There’s something magical about a well-made Negroni: it’s like a reset button for your day, signaling the start of a great night when anything is possible.
Hardware: Mixing glass, Jigger, Barspoon
Ice: Ice cubes
Glassware: Cocktail glass (or Old Fashioned glass)
Spirits: London Dry gin (recommended: Beefeater, Tanqueray) or Plymouth gin
Mixers & Liqueurs: Italian vermouth (recommended: Carpano Antica, Noilly Prat, Dolin), Campari
Juices, Accents, & Garnishes: Orange twist
Chill a cocktail glass (or Old Fashioned glass) in the freezer at least ten minutes.
In a mixing glass about a third-full with ice cubes, add:
1 oz gin
1 oz Italian vermouth
1 oz Campari
Stir well to blend and chill, then strain into the chilled glass. As an alternative, this drink may be served in an Old Fashioned glass over rocks.
Pinch an orange twist over the drink to express oils onto its surface, then rub the twist around the glass rim to coat. Garnish with the twist laid across the surface of the drink.
Don the Beachcomber (1937)
File under “semi-obscure-but-completely-delicious.”
When Don the Beachcomber moved into an expanded location across the street from their original spot in Hollywood, they also expanded the drinks menu. The “Pupule” was one they added to the lineup – another dimensionalized riff on the Planter’s Punch, this time mixing orange and lime for the sour element, and merging sweet and spicy with flavors of allspice, vanilla, and cinnamon. I imagine Donn’s customers had a good number of juvenile laughs at the name (Poo Poo? Purple? Pustule?) before he changed it to “Nui Nui” around 1941 (much better, it means “Big-Big” or “Extra-Large” in Maori).
In spite of the boastful name, booze-wise this drink is no big deal. Same amount of rum as a little Daiquiri – but they still enforced a three-per-customer limit on this one. Most likely to appeal to the macho types who felt their masculinity threatened by all the orchids and whatnot. “Are you man enough to handle three of these?” and so on.

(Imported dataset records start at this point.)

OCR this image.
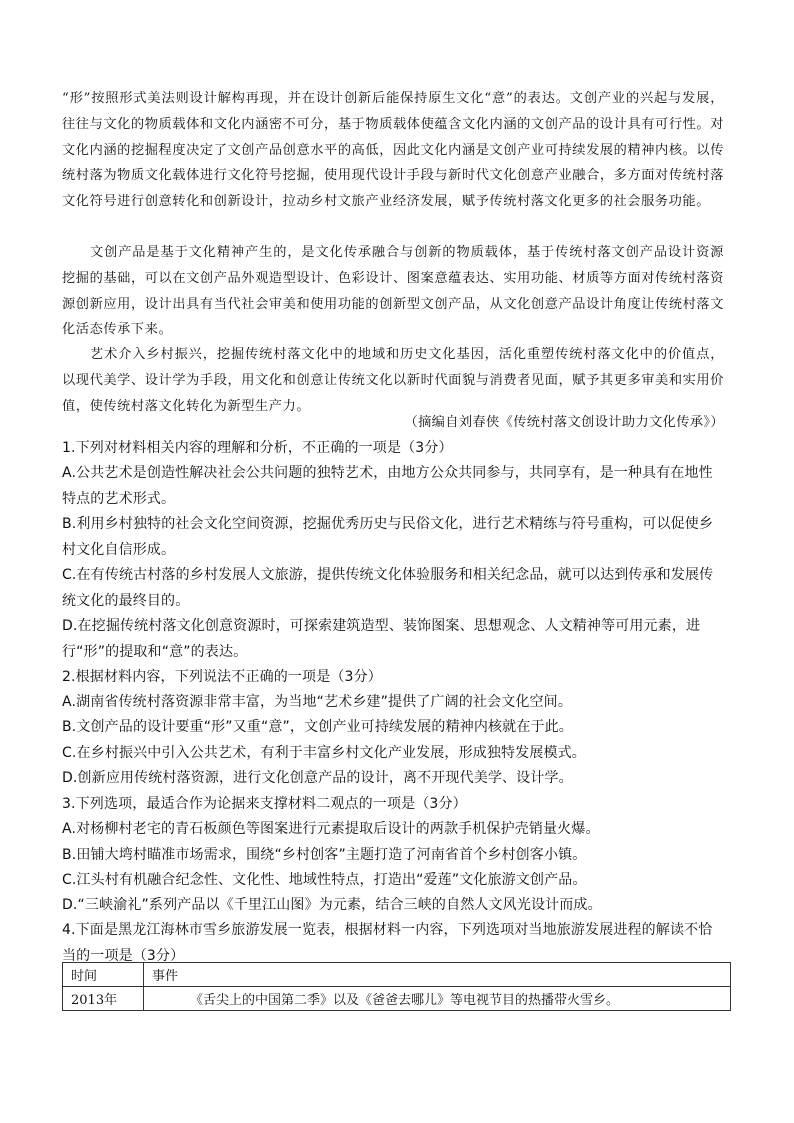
“形”按照形式美法则设计解构再现，并在设计创新后能保持原生文化“意”的表达。文创产业的兴起与发展，往往与文化的物质载体和文化内涵密不可分，基于物质载体使蕴含文化内涵的文创产品的设计具有可行性。对文化内涵的挖掘程度决定了文创产品创意水平的高低，因此文化内涵是文创产业可持续发展的精神内核。以传统村落为物质文化载体进行文化符号挖掘，使用现代设计手段与新时代文化创意产业融合，多方面对传统村落文化符号进行创意转化和创新设计，拉动乡村文旅产业经济发展，赋予传统村落文化更多的社会服务功能。

文创产品是基于文化精神产生的，是文化传承融合与创新的物质载体，基于传统村落文创产品设计资源挖掘的基础，可以在文创产品外观造型设计、色彩设计、图案意蕴表达、实用功能、材质等方面对传统村落资源创新应用，设计出具有当代社会审美和使用功能的创新型文创产品，从文化创意产品设计角度让传统村落文化活态传承下来。

艺术介入乡村振兴，挖掘传统村落文化中的地域和历史文化基因，活化重塑传统村落文化中的价值点，以现代美学、设计学为手段，用文化和创意让传统文化以新时代面貌与消费者见面，赋予其更多审美和实用价值，使传统村落文化转化为新型生产力。

（摘编自刘春侠《传统村落文创设计助力文化传承》）

1.下列对材料相关内容的理解和分析，不正确的一项是（3分）

A.公共艺术是创造性解决社会公共问题的独特艺术，由地方公众共同参与，共同享有，是一种具有在地性特点的艺术形式。

B.利用乡村独特的社会文化空间资源，挖掘优秀历史与民俗文化，进行艺术精练与符号重构，可以促使乡村文化自信形成。

C.在有传统古村落的乡村发展人文旅游，提供传统文化体验服务和相关纪念品，就可以达到传承和发展传统文化的最终目的。

D.在挖掘传统村落文化创意资源时，可探索建筑造型、装饰图案、思想观念、人文精神等可用元素，进行“形”的提取和“意”的表达。

2.根据材料内容，下列说法不正确的一项是（3分）

A.湖南省传统村落资源非常丰富，为当地“艺术乡建”提供了广阔的社会文化空间。

B.文创产品的设计要重“形”又重“意”，文创产业可持续发展的精神内核就在于此。

C.在乡村振兴中引入公共艺术，有利于丰富乡村文化产业发展，形成独特发展模式。

D.创新应用传统村落资源，进行文化创意产品的设计，离不开现代美学、设计学。

3.下列选项，最适合作为论据来支撑材料二观点的一项是（3分）

A.对杨柳村老宅的青石板颜色等图案进行元素提取后设计的两款手机保护壳销量火爆。

B.田铺大塆村瞄准市场需求，围绕“乡村创客”主题打造了河南省首个乡村创客小镇。

C.江头村有机融合纪念性、文化性、地域性特点，打造出“爱莲”文化旅游文创产品。

D.“三峡渝礼”系列产品以《千里江山图》为元素，结合三峡的自然人文风光设计而成。

4.下面是黑龙江海林市雪乡旅游发展一览表，根据材料一内容，下列选项对当地旅游发展进程的解读不恰当的一项是（3分）

时间	事件
2013年	《舌尖上的中国第二季》以及《爸爸去哪儿》等电视节目的热播带火雪乡。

A note on orange juice – lemon and lime juice is always fresh in these recipes, but it’s easy to assume that pasteurized orange juice from concentrate, the breakfast staple, is the same thing as fresh-squeezed. Short answer: it ain’t. You gotta squeeze an orange, sorry. But before you do, prepare the garnish, a long orange peel – like a whole orange peeled all the way around and around with a Y-peeler. Feel free to use whatever size peel you like and decorate as you prefer: the original hung the peel out of the drink and down the side of the mug or glass; I like coiling it up like a crown and loading with more ice.

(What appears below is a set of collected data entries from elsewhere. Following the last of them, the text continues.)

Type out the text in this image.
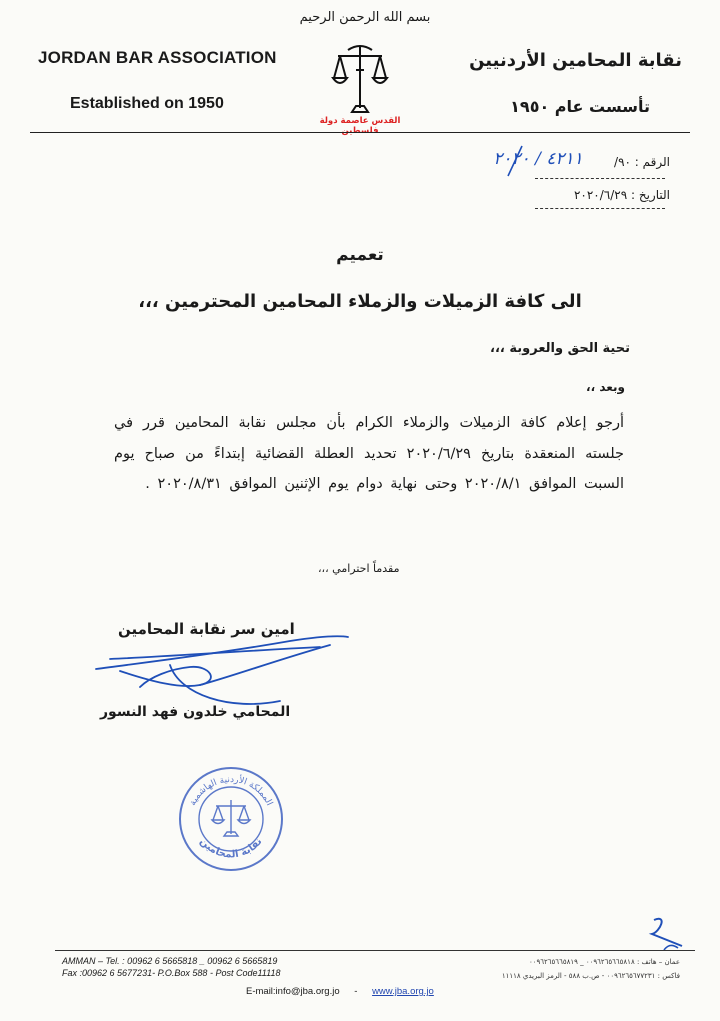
JORDAN BAR ASSOCIATION
Established on 1950
نقابة المحامين الأردنيين
تأسست عام ١٩٥٠
بسم الله الرحمن الرحيم
القدس عاصمة دولة فلسطين
الرقم : ٩٠/
٤٢١١ / ٢٠٢٠
التاريخ : ٢٠٢٠/٦/٢٩
تعميم
الى كافة الزميلات والزملاء المحامين المحترمين ،،،
تحية الحق والعروبة ،،،
وبعد ،،
أرجو إعلام كافة الزميلات والزملاء الكرام بأن مجلس نقابة المحامين قرر في جلسته المنعقدة بتاريخ ٢٠٢٠/٦/٢٩ تحديد العطلة القضائية إبتداءً من صباح يوم السبت الموافق ٢٠٢٠/٨/١ وحتى نهاية دوام يوم الإثنين الموافق ٢٠٢٠/٨/٣١ .
مقدماً احترامي ،،،
امين سر نقابة المحامين
المحامي خلدون فهد النسور
المملكة الأردنية الهاشمية
نقابة المحامين
AMMAN – Tel. : 00962 6 5665818 _ 00962 6 5665819
Fax :00962 6 5677231- P.O.Box 588 - Post Code11118
عمان – هاتف : ٠٠٩٦٢٦٥٦٦٥٨١٨ _ ٠٠٩٦٢٦٥٦٦٥٨١٩
فاكس : ٠٠٩٦٢٦٥٦٧٧٢٣١ - ص.ب ٥٨٨ - الرمز البريدي ١١١١٨
E-mail:info@jba.org.jo - www.jba.org.jo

You’ll need three syrups or liqueurs for this: pimento dram, cinnamon syrup, and vanilla syrup – see recipes here if you’re up for the effort (and the necessary time) to make them yourself at home… but a great alternative is BG Reynolds‘ fantastic line of tiki syrups from Portland, Oregon.
If you’re going through all the fun to make this fantastic drink, why not serve it in a vintage tiki mug? Great finds can be had at thrift stores occasionally, or check online at Etsy‘s vintage shops.
Hardware: Electric blender, Jigger, Straws (optional)
Ice: Cracked ice
Glassware: Tiki mug or Collins glass
Spirits: Amber rum (recommended: Cruzan Aged Dark – or Havana Club Añejo Especial if you can get it)
Mixers & Liqueurs: Pimento Dram, Vanilla Syrup, Cinnamon syrup
Juices, Accents, & Garnishes: Lime juice, Orange juice, Angostura bitters, Orange peel
In an electric blender, add:
2 1/2 oz amber rum
3/4 oz lime juice
3/4 oz orange juice
3/4 oz cinnamon syrup
1 tsp vanilla syrup
1 tsp pimento dram
1 dash Angostura bitters
3/4 cup cracked ice
Flash blend five seconds to quickly mix – meaning just turn the blender on, then off again. Pour unstrained into a tiki mug or Collins glass. Garnish with a long orange peel. Optionally, serve with two straws.